Compare Sampling Technique

(4 marks) What is the difference between simple random sampling and stratified sampling? In this case, would you use simple random sampling or stratified sampling?

Type your response here:
Simple random sampling is that all data in the dataset has the same probability of being selected. Stratified sampling is dividing the data or population into categories or strata and select a random sample from each category or strata. Stratified sampling is more complex than simple random sampling. I would use stratified sampling. Since I am studying greenhouse gases emissions from different types of large facilities, using stratified sampling allows me to ensure all types of large facilities are represented. Also, in simple random sampling, if the sample size is too small, it may not be included. To ensure the accuracy, stratified sampling is preferred.

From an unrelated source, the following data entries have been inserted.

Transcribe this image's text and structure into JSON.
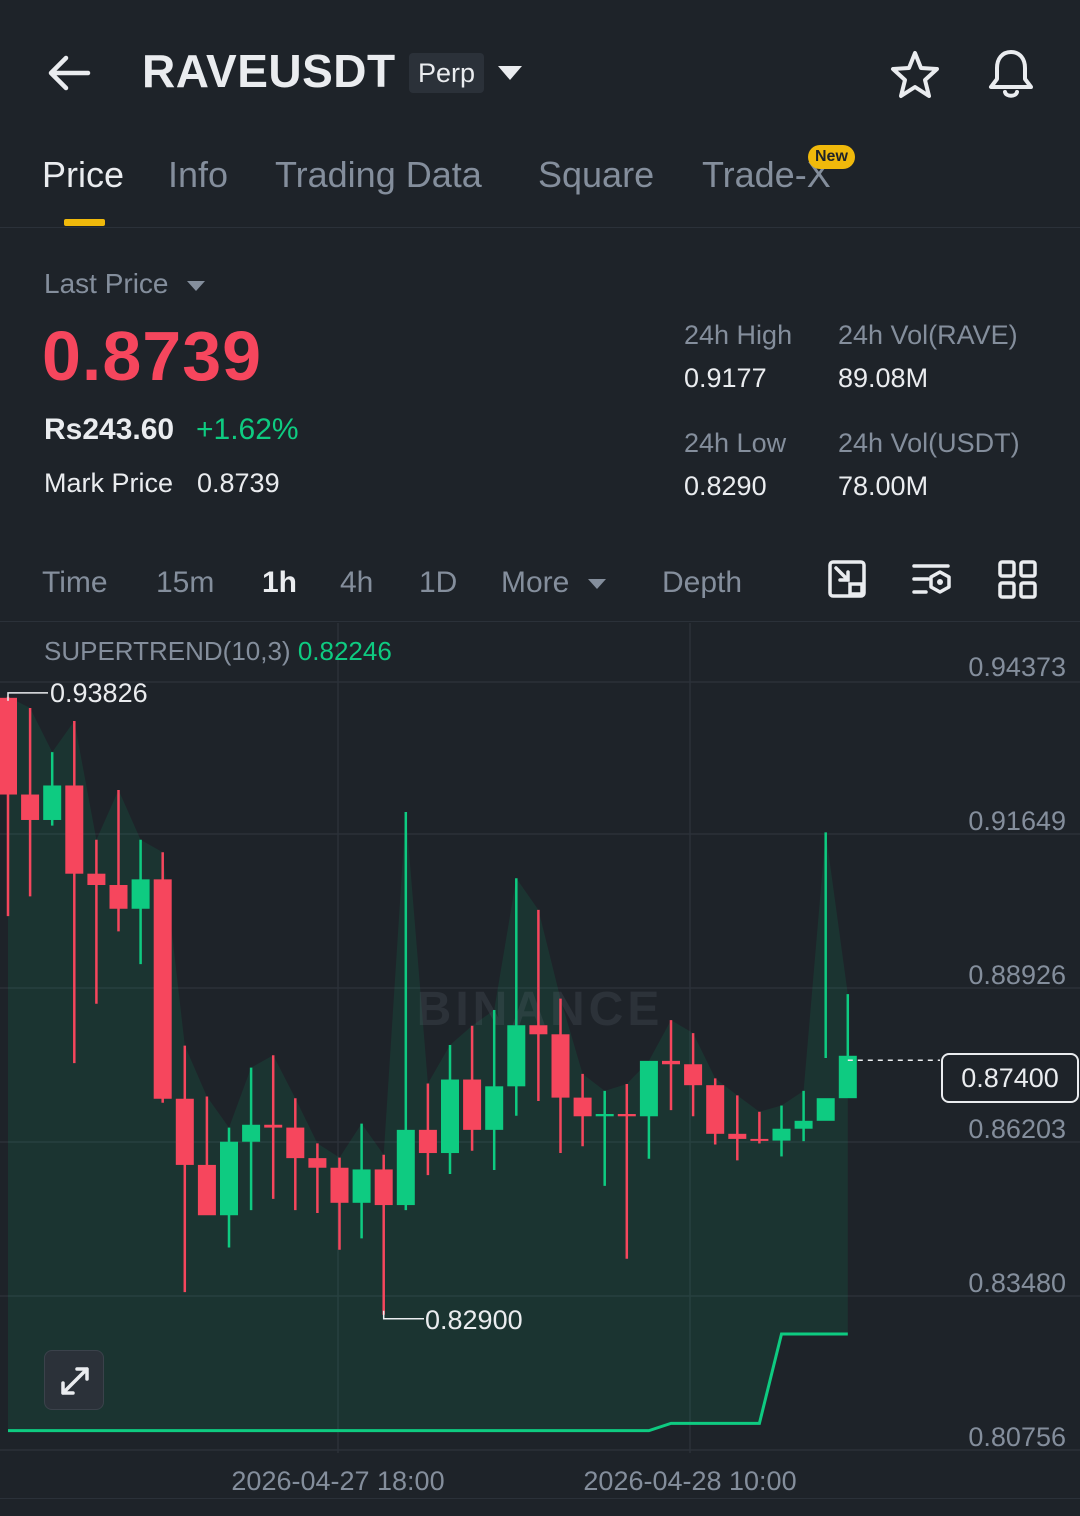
{
  "header": {
    "symbol": "RAVEUSDT",
    "contract_type": "Perp",
    "icons": [
      "back-arrow-icon",
      "chevron-down-icon",
      "star-icon",
      "bell-icon"
    ]
  },
  "tabs": [
    {
      "label": "Price",
      "active": true
    },
    {
      "label": "Info",
      "active": false
    },
    {
      "label": "Trading Data",
      "active": false
    },
    {
      "label": "Square",
      "active": false
    },
    {
      "label": "Trade-X",
      "active": false,
      "badge": "New"
    }
  ],
  "price_panel": {
    "label": "Last Price",
    "last_price": "0.8739",
    "fiat_value": "Rs243.60",
    "change_percent": "+1.62%",
    "mark_price_label": "Mark Price",
    "mark_price": "0.8739",
    "stats": {
      "high_label": "24h High",
      "high_value": "0.9177",
      "vol_base_label": "24h Vol(RAVE)",
      "vol_base_value": "89.08M",
      "low_label": "24h Low",
      "low_value": "0.8290",
      "vol_quote_label": "24h Vol(USDT)",
      "vol_quote_value": "78.00M"
    }
  },
  "intervals": {
    "items": [
      "Time",
      "15m",
      "1h",
      "4h",
      "1D",
      "More",
      "Depth"
    ],
    "active": "1h",
    "tool_icons": [
      "chart-tools-icon",
      "indicator-settings-icon",
      "layout-grid-icon"
    ]
  },
  "colors": {
    "up": "#0ecb81",
    "down": "#f6465d",
    "accent": "#f0b90b",
    "background": "#1e2329"
  },
  "chart_data": {
    "type": "candlestick",
    "indicator": {
      "name": "SUPERTREND(10,3)",
      "value": "0.82246"
    },
    "watermark": "BINANCE",
    "y_axis_ticks": [
      "0.94373",
      "0.91649",
      "0.88926",
      "0.86203",
      "0.83480",
      "0.80756"
    ],
    "ylim": [
      0.80756,
      0.94373
    ],
    "x_axis_ticks": [
      "2026-04-27 18:00",
      "2026-04-28 10:00"
    ],
    "current_price_tag": "0.87400",
    "high_annotation": "0.93826",
    "low_annotation": "0.82900",
    "candles": [
      {
        "o": 0.9381,
        "h": 0.9383,
        "l": 0.8995,
        "c": 0.921
      },
      {
        "o": 0.921,
        "h": 0.9363,
        "l": 0.903,
        "c": 0.9165
      },
      {
        "o": 0.9165,
        "h": 0.9285,
        "l": 0.9155,
        "c": 0.9226
      },
      {
        "o": 0.9226,
        "h": 0.934,
        "l": 0.8735,
        "c": 0.907
      },
      {
        "o": 0.907,
        "h": 0.913,
        "l": 0.884,
        "c": 0.905
      },
      {
        "o": 0.905,
        "h": 0.9218,
        "l": 0.8968,
        "c": 0.9008
      },
      {
        "o": 0.9008,
        "h": 0.913,
        "l": 0.891,
        "c": 0.906
      },
      {
        "o": 0.906,
        "h": 0.9108,
        "l": 0.8665,
        "c": 0.8672
      },
      {
        "o": 0.8672,
        "h": 0.8766,
        "l": 0.833,
        "c": 0.8555
      },
      {
        "o": 0.8555,
        "h": 0.8676,
        "l": 0.851,
        "c": 0.8466
      },
      {
        "o": 0.8466,
        "h": 0.8621,
        "l": 0.8409,
        "c": 0.8596
      },
      {
        "o": 0.8596,
        "h": 0.8727,
        "l": 0.8475,
        "c": 0.8626
      },
      {
        "o": 0.8626,
        "h": 0.8749,
        "l": 0.8495,
        "c": 0.8621
      },
      {
        "o": 0.8621,
        "h": 0.8673,
        "l": 0.8475,
        "c": 0.8567
      },
      {
        "o": 0.8567,
        "h": 0.8593,
        "l": 0.847,
        "c": 0.855
      },
      {
        "o": 0.855,
        "h": 0.8568,
        "l": 0.8405,
        "c": 0.8488
      },
      {
        "o": 0.8488,
        "h": 0.8628,
        "l": 0.8425,
        "c": 0.8547
      },
      {
        "o": 0.8547,
        "h": 0.8573,
        "l": 0.829,
        "c": 0.8484
      },
      {
        "o": 0.8484,
        "h": 0.9179,
        "l": 0.8475,
        "c": 0.8617
      },
      {
        "o": 0.8617,
        "h": 0.8699,
        "l": 0.8537,
        "c": 0.8576
      },
      {
        "o": 0.8576,
        "h": 0.8767,
        "l": 0.8539,
        "c": 0.8706
      },
      {
        "o": 0.8706,
        "h": 0.8801,
        "l": 0.858,
        "c": 0.8617
      },
      {
        "o": 0.8617,
        "h": 0.8829,
        "l": 0.8546,
        "c": 0.8694
      },
      {
        "o": 0.8694,
        "h": 0.9062,
        "l": 0.8642,
        "c": 0.8802
      },
      {
        "o": 0.8802,
        "h": 0.9006,
        "l": 0.8668,
        "c": 0.8786
      },
      {
        "o": 0.8786,
        "h": 0.8849,
        "l": 0.8576,
        "c": 0.8674
      },
      {
        "o": 0.8674,
        "h": 0.8716,
        "l": 0.8588,
        "c": 0.8641
      },
      {
        "o": 0.8641,
        "h": 0.8686,
        "l": 0.8518,
        "c": 0.8645
      },
      {
        "o": 0.8645,
        "h": 0.8698,
        "l": 0.8389,
        "c": 0.8641
      },
      {
        "o": 0.8641,
        "h": 0.8703,
        "l": 0.8566,
        "c": 0.8739
      },
      {
        "o": 0.8739,
        "h": 0.8811,
        "l": 0.8652,
        "c": 0.8733
      },
      {
        "o": 0.8733,
        "h": 0.8788,
        "l": 0.8641,
        "c": 0.8696
      },
      {
        "o": 0.8696,
        "h": 0.8708,
        "l": 0.8591,
        "c": 0.861
      },
      {
        "o": 0.861,
        "h": 0.8678,
        "l": 0.8563,
        "c": 0.8601
      },
      {
        "o": 0.8601,
        "h": 0.8649,
        "l": 0.8593,
        "c": 0.8598
      },
      {
        "o": 0.8598,
        "h": 0.866,
        "l": 0.857,
        "c": 0.8619
      },
      {
        "o": 0.8619,
        "h": 0.8686,
        "l": 0.8597,
        "c": 0.8633
      },
      {
        "o": 0.8633,
        "h": 0.9143,
        "l": 0.8744,
        "c": 0.8673
      },
      {
        "o": 0.8673,
        "h": 0.8857,
        "l": 0.8721,
        "c": 0.8748
      }
    ],
    "supertrend": [
      {
        "candle": 0,
        "value": 0.8085
      },
      {
        "candle": 29,
        "value": 0.8085
      },
      {
        "candle": 30,
        "value": 0.8098
      },
      {
        "candle": 34,
        "value": 0.8098
      },
      {
        "candle": 35,
        "value": 0.8256
      },
      {
        "candle": 38,
        "value": 0.8256
      }
    ]
  }
}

Part B2. Inferential Statistics

Two-sample difference of mean test

(2 marks) I wonder if the mean carbon dioxide equivalents (kt CO2 eq) emissions differs between Oil and Gas Extraction facilities with Fossil-Fuel Electric Power Generation facilities. Write the null hypothesis and alternate hypothesis.

Type your response here: Null hypothesis: the mean carbon dioxide equivalents (kt CO2 eq) emissions has no difference between Oil and Gas Extraction facilities with Fossil-Fuel Electric Power Generation facilities. Alternate hypothesis: the mean carbon dioxide equivalents (kt CO2 eq) emissions differs between Oil and Gas Extraction facilities with Fossil-Fuel Electric Power Generation facilities.

(4 marks) Please select an appropriate statistical test, and provide justifications by visualizing the distribution.

Type your response here: According to the visualization, both histograms show extremely skewed distributions, which are not normal distributions. Also, Oil and Gas Extraction facilities and Fossil-Fuel Electric Power Generation facilities are two independent samples. Therefore, t-test is the most appropriate statistical test.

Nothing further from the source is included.